A general temperature increase of 3.5 degrees Celsius is predicted if CO2 emissions remain at current levels.
That will result in fewer sub-zero days during the winter. The current average of 80 days each year with sub-zero temperatures will fall to 30 days, according to senior DMI climate researcher Rasmus Anker Pedersen.
“The probability of snowfall will be reduced, as will the probability that the snow will settle when it falls. So overall, white Christmases will become even more seldom,” Pedersen said.
“When frost disappears it also means that the season in which you can expect to be able to grow crops will be significantly longer. At the moment it’s 8 months, but it could increase to 11 months,” he added.

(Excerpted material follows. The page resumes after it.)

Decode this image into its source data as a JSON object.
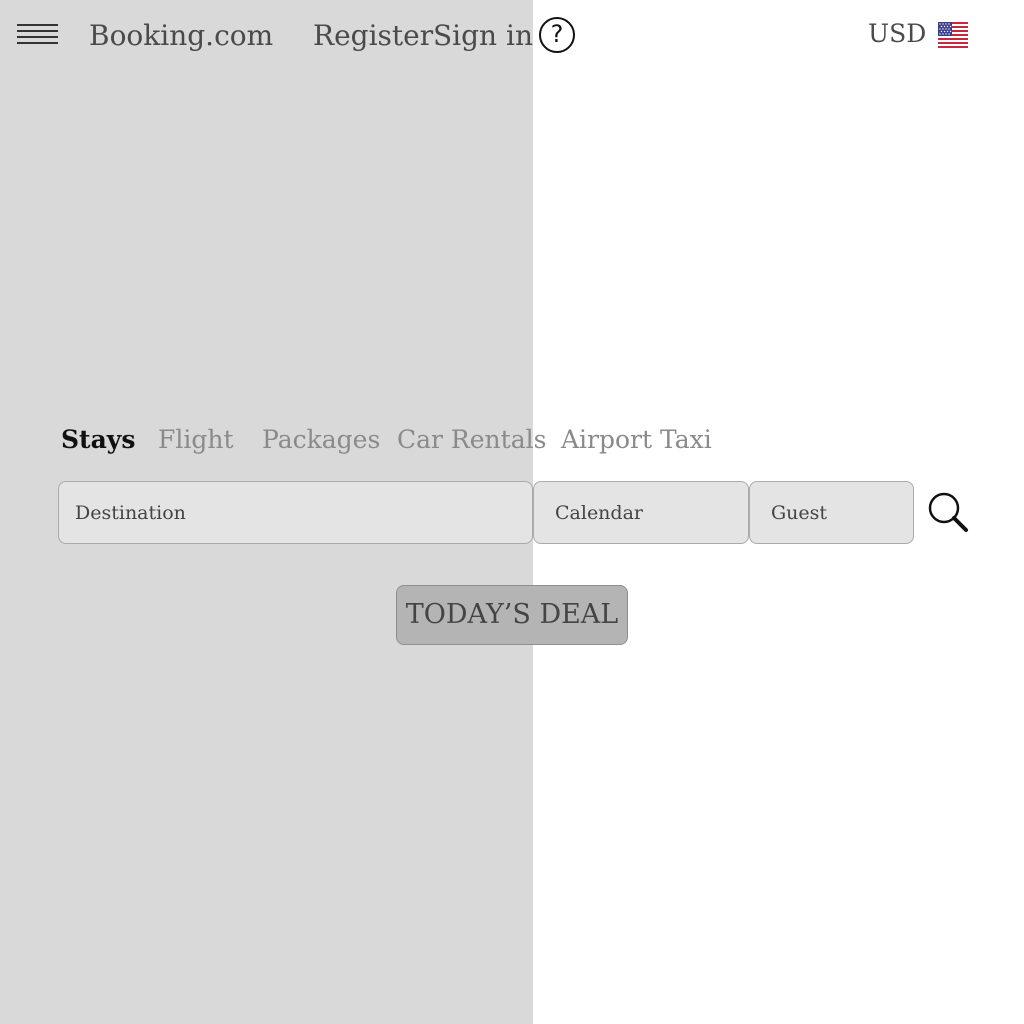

The warmest summer days will increase from 29 degrees to 33 degrees, according to the DMI long term prognosis. Heat waves will become more commonplace and summer rainfall will be more likely to take the form of thunderstorms.
“We are looking at a marked increase in heavy rainfall and up to 70 percent more downpours. That could mean that rain will not be taken up by the soil in the same way as if it rains more evenly,” Pedersen said.
Major floods, which currently occur around once every two decades, could become as frequent as biannual occurrences, according to DMI.
The meteorological prognoses can be used as a resource by local authorities that need to account for climate changes in city development plans.
“But it could also be used as a motivation to reduce CO2 admissions,” Pedersen said, noting that several scenarios using different projected CO2 admission levels had been mapped out by the agency.